College is an increasingly stressful time for students due to academic pressure, financial stress, parental expectations, etc. There is vast research suggesting an increasing mental health problem (see the National Institute of Mental Health studies) and it is not just a college student crisis. However, student depression and anxiety are realities for many (see the Association for University and College Counseling Center Directors) and student suicide (see the JED Foundation) is the second-leading cause of death among college students.
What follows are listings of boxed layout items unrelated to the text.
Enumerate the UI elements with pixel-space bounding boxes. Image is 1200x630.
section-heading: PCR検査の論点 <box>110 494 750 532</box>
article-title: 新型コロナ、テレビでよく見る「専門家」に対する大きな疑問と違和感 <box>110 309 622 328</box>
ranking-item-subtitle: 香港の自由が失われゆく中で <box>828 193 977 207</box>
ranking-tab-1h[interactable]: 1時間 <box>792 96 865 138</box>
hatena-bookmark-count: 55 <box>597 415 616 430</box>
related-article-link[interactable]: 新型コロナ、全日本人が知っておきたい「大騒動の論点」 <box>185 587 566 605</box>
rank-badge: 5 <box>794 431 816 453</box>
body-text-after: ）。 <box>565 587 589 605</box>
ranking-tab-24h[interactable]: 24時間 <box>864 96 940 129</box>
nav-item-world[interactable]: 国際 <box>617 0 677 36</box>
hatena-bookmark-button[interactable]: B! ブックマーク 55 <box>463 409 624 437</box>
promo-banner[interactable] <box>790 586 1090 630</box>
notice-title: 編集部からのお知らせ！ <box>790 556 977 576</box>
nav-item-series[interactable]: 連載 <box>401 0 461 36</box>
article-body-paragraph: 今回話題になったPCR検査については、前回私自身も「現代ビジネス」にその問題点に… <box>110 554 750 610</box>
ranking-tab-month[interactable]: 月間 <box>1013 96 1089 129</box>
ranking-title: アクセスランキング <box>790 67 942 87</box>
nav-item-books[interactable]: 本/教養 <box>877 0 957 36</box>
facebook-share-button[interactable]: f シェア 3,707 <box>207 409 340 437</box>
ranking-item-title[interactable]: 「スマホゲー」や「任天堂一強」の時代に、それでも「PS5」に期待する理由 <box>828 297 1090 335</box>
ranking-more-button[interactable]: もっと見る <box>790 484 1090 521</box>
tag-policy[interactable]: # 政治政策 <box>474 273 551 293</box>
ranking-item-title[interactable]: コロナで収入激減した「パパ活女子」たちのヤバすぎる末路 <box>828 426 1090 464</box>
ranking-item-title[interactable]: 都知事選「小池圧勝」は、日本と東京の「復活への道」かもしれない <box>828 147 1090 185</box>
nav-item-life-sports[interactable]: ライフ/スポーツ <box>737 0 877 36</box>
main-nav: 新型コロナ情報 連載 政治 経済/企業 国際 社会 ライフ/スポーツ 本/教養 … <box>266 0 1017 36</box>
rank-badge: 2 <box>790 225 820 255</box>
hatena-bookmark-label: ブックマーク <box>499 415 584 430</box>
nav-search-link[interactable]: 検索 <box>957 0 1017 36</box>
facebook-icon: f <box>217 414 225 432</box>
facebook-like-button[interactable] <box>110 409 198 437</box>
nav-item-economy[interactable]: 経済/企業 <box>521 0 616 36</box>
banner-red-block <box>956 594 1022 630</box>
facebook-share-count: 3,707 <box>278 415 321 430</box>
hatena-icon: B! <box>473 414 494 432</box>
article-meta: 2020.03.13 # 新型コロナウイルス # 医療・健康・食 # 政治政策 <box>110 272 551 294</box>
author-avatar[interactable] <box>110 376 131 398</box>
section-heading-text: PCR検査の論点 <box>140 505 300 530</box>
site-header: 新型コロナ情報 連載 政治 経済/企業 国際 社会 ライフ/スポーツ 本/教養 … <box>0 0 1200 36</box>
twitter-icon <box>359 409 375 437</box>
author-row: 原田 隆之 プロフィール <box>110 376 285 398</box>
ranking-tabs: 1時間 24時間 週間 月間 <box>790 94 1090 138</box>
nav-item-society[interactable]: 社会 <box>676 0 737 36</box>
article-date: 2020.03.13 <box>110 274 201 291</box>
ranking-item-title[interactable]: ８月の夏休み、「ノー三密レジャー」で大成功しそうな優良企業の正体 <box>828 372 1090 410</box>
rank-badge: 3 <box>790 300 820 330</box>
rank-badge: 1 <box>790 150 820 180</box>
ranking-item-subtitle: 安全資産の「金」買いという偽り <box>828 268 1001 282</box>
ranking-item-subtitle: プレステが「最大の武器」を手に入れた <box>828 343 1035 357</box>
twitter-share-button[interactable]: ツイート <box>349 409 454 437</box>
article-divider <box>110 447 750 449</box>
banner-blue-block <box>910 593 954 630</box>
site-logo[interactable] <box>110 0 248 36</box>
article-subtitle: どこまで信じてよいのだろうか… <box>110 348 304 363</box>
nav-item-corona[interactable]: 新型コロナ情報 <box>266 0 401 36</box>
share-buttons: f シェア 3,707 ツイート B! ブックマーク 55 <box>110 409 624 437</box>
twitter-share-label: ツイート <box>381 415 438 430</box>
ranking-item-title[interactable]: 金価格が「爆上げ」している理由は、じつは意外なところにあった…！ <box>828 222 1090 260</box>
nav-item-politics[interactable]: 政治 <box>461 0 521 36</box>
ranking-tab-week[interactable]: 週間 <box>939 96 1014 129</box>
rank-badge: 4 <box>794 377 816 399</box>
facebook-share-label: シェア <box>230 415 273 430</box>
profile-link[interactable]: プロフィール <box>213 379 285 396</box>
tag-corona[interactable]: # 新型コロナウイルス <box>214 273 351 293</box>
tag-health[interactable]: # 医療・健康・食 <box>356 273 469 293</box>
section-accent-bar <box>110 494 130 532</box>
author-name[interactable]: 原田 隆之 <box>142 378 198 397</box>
If one factors in underage and binge drinking statistics (see the National Institute of Alcohol Abuse and Alcoholism), and increased drug usage (see the National Institute on Drug Abuse data), it is clear that allowing easy access to guns is not such a good idea.
Since the Parkland shooting, we have heard a lot about the prospect of arming teachers. The school superintendent of the Blue Mountain School District in northeast Pennsylvania recently came up with his own novel idea for dealing with an active shooter on a school campus—arming the teachers and students with buckets of rocks to throw at a classroom intruder. Each classroom there now has a five-gallon bucket of river rocks inexplicably kept in the closet to stone an armed assailant.
The American college campus is one of the few places on earth where people from so many diverse backgrounds come together for a common purpose. Our college campuses have become increasingly divided politically and basic free speech is being challenged daily. We have also seen an uptick in sexual assault and other violent crimes as our campus police strive to provide safe environments. Clearly, allowing students to keep guns in their dormitories, carry them into classrooms, to college parties, or to sporting events only exacerbates matters for all and is not a sound solution. Our college campuses should be safe havens for teaching and learning where exposure to diverse views is encouraged, discovery is valued, and families do not have to worry about sending their loved ones.
Robert W. Hill, EdD, is professor emeritus at Nova Southeastern University.